Two Federal Reserve officials have said that a recent run of weak U.S. economic data makes them wary of raising borrowing costs too soon, reinforcing forecasts that the Fed will wait until September to tighten. Higher interest rates damp the appeal of gold, which generally offers returns only through price gains.
"Greece's debt concerns are causing gold to stay right at $1,200, and it's a driving factor of gold staying range-bound for now," Phil Streible, a senior market strategist at RJO Futures in Chicago, said in a telephone interview. "I think the Fed will raise rates in the September meeting."
Gold futures for June delivery climbed 0.4 percent to settle at $1,203.10 at 1:50 p.m. on the Comex in New York. The metal has climbed 5.4 percent from a four-month low of $1,141.60 on March 17.
The cost of living in the United States, excluding fuel and food, rose 0.2 percent in March, signaling that inflation is starting to firm. Some investors buy gold as a hedge against higher consumer prices.
Silver futures for May delivery fell 0.3 percent to $16.229 an ounce. This week, the price fell 0.9 percent, the third straight drop and the longest slump since Nov. 7.
On the New York Mercantile Exchange, platinum futures for July delivery climbed 0.7 percent to $1,167.50 an ounce.
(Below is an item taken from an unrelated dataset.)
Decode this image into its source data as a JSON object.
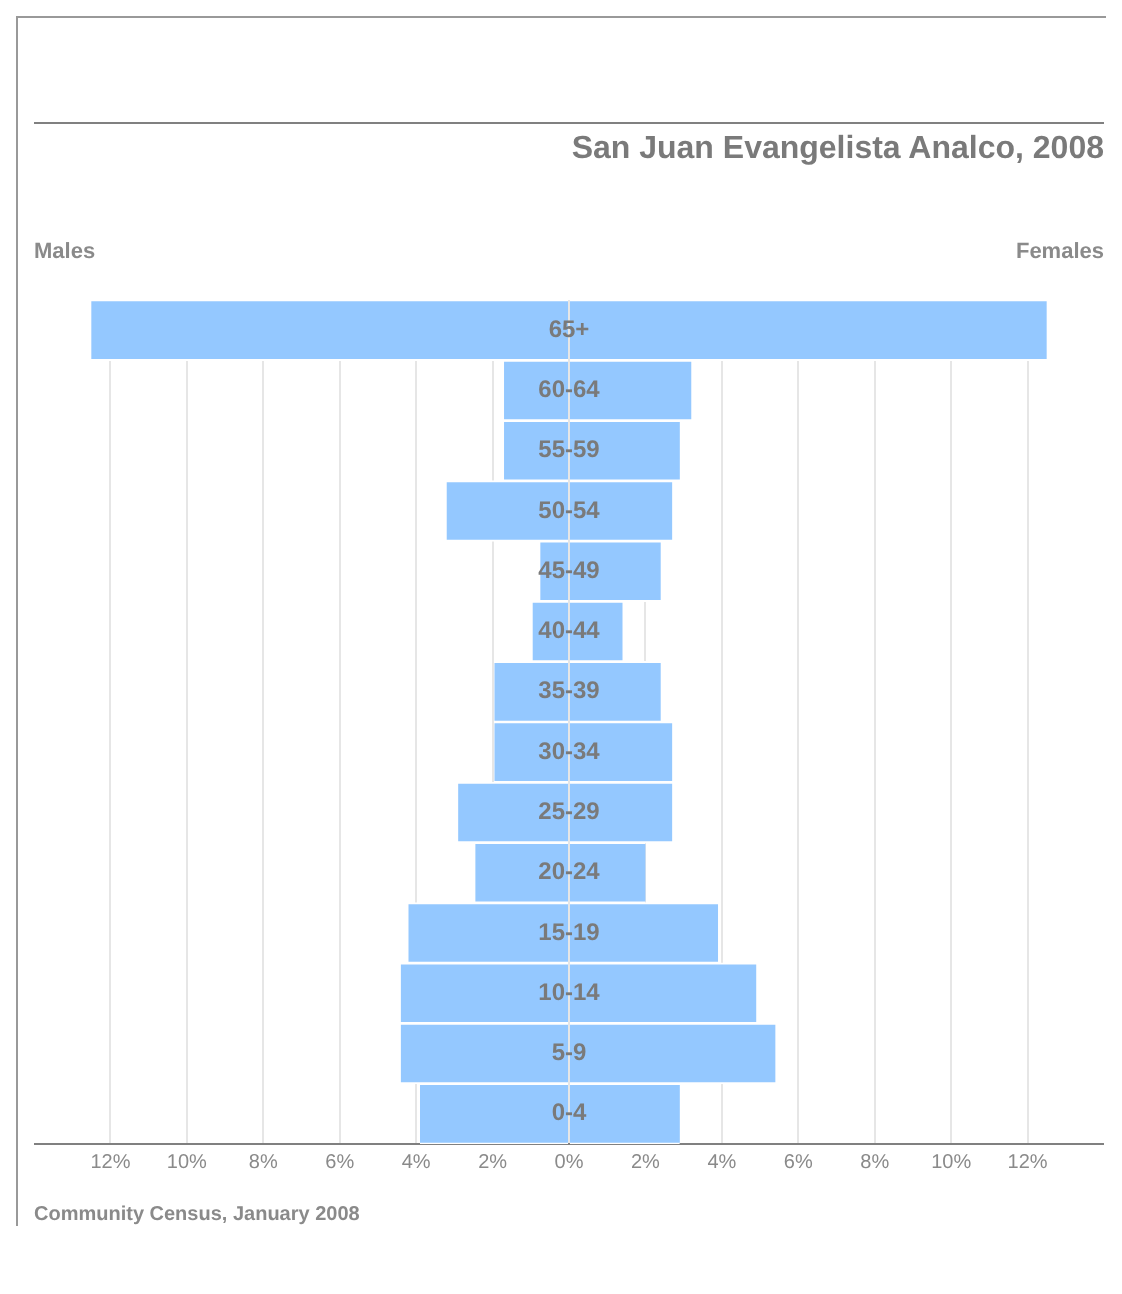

Palladium futures for June delivery advanced 0.4 percent to $782.95 an ounce. This week, the price rose 0.9 percent, the third straight gain and the longest rally since July 18.
This year, silver has climbed 4 percent with gold up 1.6 percent. Platinum has dropped 3.5 percent with palladium down 1.9 percent.
In 2015, the dollar has climbed 4.9 percent against a basket of 10 currencies, and the Standard & Poor's 500 Index of equities has increased less than 1 percent.